Using embryonic wing scales, Professor Andrew Parker from the London's Natural History Museum was able to grow the wing of a blue morpho, a butterfly characterized by blue, metallic wings, in his lab.
Butterfly wings have lasting iridescence and this has stumped scientists for years. But with Parker's breakthrough work, the scientific community has gained deeper insight into what imparts such stunning appearances to butterfly wings.
"Conventional pigments work by absorbing some wavelengths of light and scattering others. But the wings of the blue morpho contain transparent structures that refract light in a way that gives it its vivid coloration," explained Parker.

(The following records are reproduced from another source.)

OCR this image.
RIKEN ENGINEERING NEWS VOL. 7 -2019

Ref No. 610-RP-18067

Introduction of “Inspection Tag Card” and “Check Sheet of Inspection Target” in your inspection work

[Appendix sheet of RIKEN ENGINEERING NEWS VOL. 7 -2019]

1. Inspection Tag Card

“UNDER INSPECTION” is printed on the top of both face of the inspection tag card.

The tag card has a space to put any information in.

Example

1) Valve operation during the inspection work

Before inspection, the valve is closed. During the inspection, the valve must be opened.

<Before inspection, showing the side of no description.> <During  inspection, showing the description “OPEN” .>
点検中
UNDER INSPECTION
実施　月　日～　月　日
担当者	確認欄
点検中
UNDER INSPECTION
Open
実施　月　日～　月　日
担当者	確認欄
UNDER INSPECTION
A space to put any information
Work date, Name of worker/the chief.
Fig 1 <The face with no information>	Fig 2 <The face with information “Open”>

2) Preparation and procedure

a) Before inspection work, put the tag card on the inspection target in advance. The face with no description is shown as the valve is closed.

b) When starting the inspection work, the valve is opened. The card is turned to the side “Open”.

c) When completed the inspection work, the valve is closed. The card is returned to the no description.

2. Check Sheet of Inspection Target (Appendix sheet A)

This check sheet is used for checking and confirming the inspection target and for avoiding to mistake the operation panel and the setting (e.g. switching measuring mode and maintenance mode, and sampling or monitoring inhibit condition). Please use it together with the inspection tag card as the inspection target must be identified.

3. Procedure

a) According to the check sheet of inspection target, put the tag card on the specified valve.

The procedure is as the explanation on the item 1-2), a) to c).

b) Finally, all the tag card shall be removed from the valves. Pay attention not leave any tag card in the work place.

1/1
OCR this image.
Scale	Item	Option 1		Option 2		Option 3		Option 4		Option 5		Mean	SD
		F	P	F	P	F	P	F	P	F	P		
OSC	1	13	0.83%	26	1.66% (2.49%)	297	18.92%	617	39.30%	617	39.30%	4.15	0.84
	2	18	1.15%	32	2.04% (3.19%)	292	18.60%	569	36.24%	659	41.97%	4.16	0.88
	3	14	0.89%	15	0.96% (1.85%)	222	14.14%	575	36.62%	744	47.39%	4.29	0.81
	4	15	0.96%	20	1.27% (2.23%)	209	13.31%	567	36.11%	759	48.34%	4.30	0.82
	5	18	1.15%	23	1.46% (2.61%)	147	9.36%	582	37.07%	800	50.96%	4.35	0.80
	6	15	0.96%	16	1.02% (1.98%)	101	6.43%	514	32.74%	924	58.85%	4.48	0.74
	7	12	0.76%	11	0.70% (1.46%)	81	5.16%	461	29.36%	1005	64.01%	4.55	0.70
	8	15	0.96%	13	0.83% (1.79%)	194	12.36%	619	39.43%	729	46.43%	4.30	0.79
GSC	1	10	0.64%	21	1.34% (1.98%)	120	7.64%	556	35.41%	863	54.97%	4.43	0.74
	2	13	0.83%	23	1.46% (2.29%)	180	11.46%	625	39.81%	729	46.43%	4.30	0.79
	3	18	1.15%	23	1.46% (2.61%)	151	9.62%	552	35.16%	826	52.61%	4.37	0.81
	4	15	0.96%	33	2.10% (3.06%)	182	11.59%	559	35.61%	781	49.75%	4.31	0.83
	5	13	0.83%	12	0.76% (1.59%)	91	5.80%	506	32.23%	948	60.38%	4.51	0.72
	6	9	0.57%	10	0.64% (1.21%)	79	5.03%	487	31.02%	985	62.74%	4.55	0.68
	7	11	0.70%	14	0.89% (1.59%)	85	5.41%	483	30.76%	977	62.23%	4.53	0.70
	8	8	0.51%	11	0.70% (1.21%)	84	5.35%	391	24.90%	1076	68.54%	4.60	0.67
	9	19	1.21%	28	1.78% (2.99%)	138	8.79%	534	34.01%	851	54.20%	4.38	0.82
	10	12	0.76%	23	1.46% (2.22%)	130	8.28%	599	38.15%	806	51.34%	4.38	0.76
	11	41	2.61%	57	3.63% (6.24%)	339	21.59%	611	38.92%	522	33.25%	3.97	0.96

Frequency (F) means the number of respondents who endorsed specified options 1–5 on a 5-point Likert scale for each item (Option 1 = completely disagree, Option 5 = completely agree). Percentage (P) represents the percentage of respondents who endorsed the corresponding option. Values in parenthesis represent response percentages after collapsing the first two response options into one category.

By growing a blue morpho's wing, Parker hoped to find a way of recreating the structures in the butterfly's wing that act as tiny prisms and split light into different colors. In fact, butterfly wings are actually transparent. But these structures and prisms reflect light, and that's what makes butterfly wings appear rich in color.
Parker adds that not only do the structures reflect light to achieve breathtaking colors but they last a long time as well, citing the discovery of 49-million-year-old beetles (they have the same prism-like structures as butterflies) that are still the same color as when they had died.
However, these prism-like structures are hard to recreate even with advanced tools and technology available because they are simply far too intricate. Scientists realized that animals are naturally adept at creating these structures and this led Parker to trying to culture living cells that will grow on to become butterfly wings. The attempt took a few years but he and his colleagues have succeeded in replicating a butterfly wing from cultured living cells.
This is the first time that scientists have been able to recreate the structures in a lab setting and now are gearing up to expand the process, producing large enough quantities that can be utilized for commercial purposes.
If scientists were able to reproduce what allowed a beetle to retain its color for 49 million years, this opens up the possibility for paints that don't fade.
"This is only the beginning, but now that we understand the structure we could start to tweak it to get a different optical effect," said Parker. Butterfly genome can even be changed to specify what kind of colored cells has to be grown.
Parker's work with the blue morpho wing was published in the Bioinspired, Biomimetic and Nanobiomaterials journal.